Ken Loach se agarra à esperança ao encerrar a carreira

As classes trabalhadoras da Inglaterra e as agruras que enfrentam por conta dos mecanismos do capitalismo sempre foram o tema central de Ken Loach

No seu filme mais recente, “O Último Pub” (The Old Oak), o diretor inglês Ken Loach se propõe a mostrar dois grupos de personagens que estão em lados opostos de um conflito e tratar os dois com a mesma generosidade e compaixão. De um lado, estão os refugiados sírios levados para viver em uma pequena cidade do Norte da Inglaterra e os poucos moradores locais que os apoiam. Do lado oposto estão outros moradores, os que se incomodam com a chegada dos estrangeiros e os veem como aves de mal agouro anunciando mais decadência e violência para um lugar que já viu melhores dias.

A tarefa pode parecer difícil de ser levada a cabo. Não para Loach. As classes trabalhadoras da Inglaterra e as agruras que enfrentam por conta dos mecanismos do capitalismo sempre foram o tema central de seus filmes. Ele chega aos 88 anos e a este que foi anunciado como sendo seu último filme ciente das dores e do orgulho da “working class” de seu país. Em “O Último Pub”, homens que trabalharam nas minas de carvão antes de elas serem desativadas arrastam suas frustrações para o pub de TJ Ballantyne (Dave Turner). TJ é um deles, mas também se solidariza com o sofrimento dos refugiados sírios, de quem se aproximou através de Yara (a atriz síria Ebla Mari) e sua família. Essa aproximação é malvista por alguns velhos amigos e clientes de TJ, que não querem os sírios circulando no pub que frequentam. Em meio as dificuldades que caem sobre suas cabeças, eles encontram um bode expiatório nos estrangeiros muçulmanos.

Uma situação semelhante à retratada em “O Último Pub” aconteceu no mês passado, exatamente no Norte da Inglaterra, após um homem atacar crianças na cidade de Southport e matar três pessoas. A identidade do agressor não foi revelada pela polícia, mas grupos extremistas de direita usaram a internet para espalhar o boato de que ele seria muçulmano e convocar protestos contra a mesquita da cidade. Centenas de pessoas apedrejaram o templo. As manifestações violentas se repetiram por vários dias.

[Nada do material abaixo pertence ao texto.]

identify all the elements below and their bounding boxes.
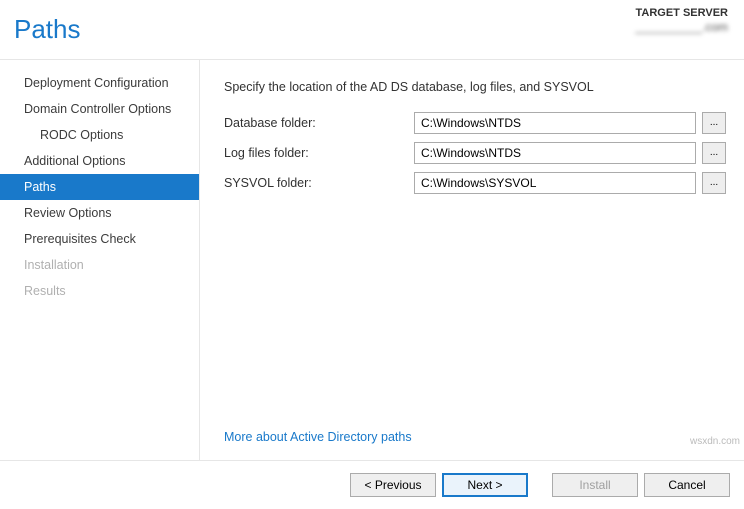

No filme, TJ caminha em terreno minado. Suas convicções o levam a se solidarizar com os refugiados (ele é claramente o alter ego de Loach no filme), ao mesmo tempo que seu bar depende da clientela que rejeita os estrangeiros. A situação foge ao controle quando ele recusa liberar o salão de festas que fica nos fundos do pub para a reunião de um grupo de clientes com tendências fascistas e, logo em seguida, transforma o local em um refeitório para servir os carentes, ingleses e estrangeiros.  O pub representa o último local de encontro da comunidade diante do enfraquecimento das igrejas e dos sindicatos, mas ele também está ameaçado.

Ken Loach e o roteirista Paul Laverty chegas a ser didáticos ao falar através de TJ: “Todos nós procuramos um bode expiatório quando a vida vai para o inferno, não é? Nunca olhamos para cima. É sempre para baixo. Culpamos os pobres coitados abaixo de nós. É sempre culpa deles. Isso torna mais fácil pisar na cara dos pobres coitados, não é?”

Ao longo do filme, Loach intercala muitas situações que provocam desesperança com outras que mostram a humanidade dos personagens e a força dos encontros. Não que haja um equilíbrio; o pobre TJ se arrasta até o fim do filme entre velhas e novas dores e Yara conclui que a esperança a mantém viva, mas também é a causa de suas dores.

Loach consegue mostrar os dois grupos como vítimas de circunstâncias que não controlam e da revolta que pode até ser justa na origem, mas que é direcionada (preguiçosa e ignorantemente) contra os mais fracos. O roteiro tem um propósito bem evidente, mas isso não enfraquece o resultado final porque o óbvio às vezes precisa ser dito.

O Último Pub está em cartaz no Cine Novo Batel e no Cine Passeio.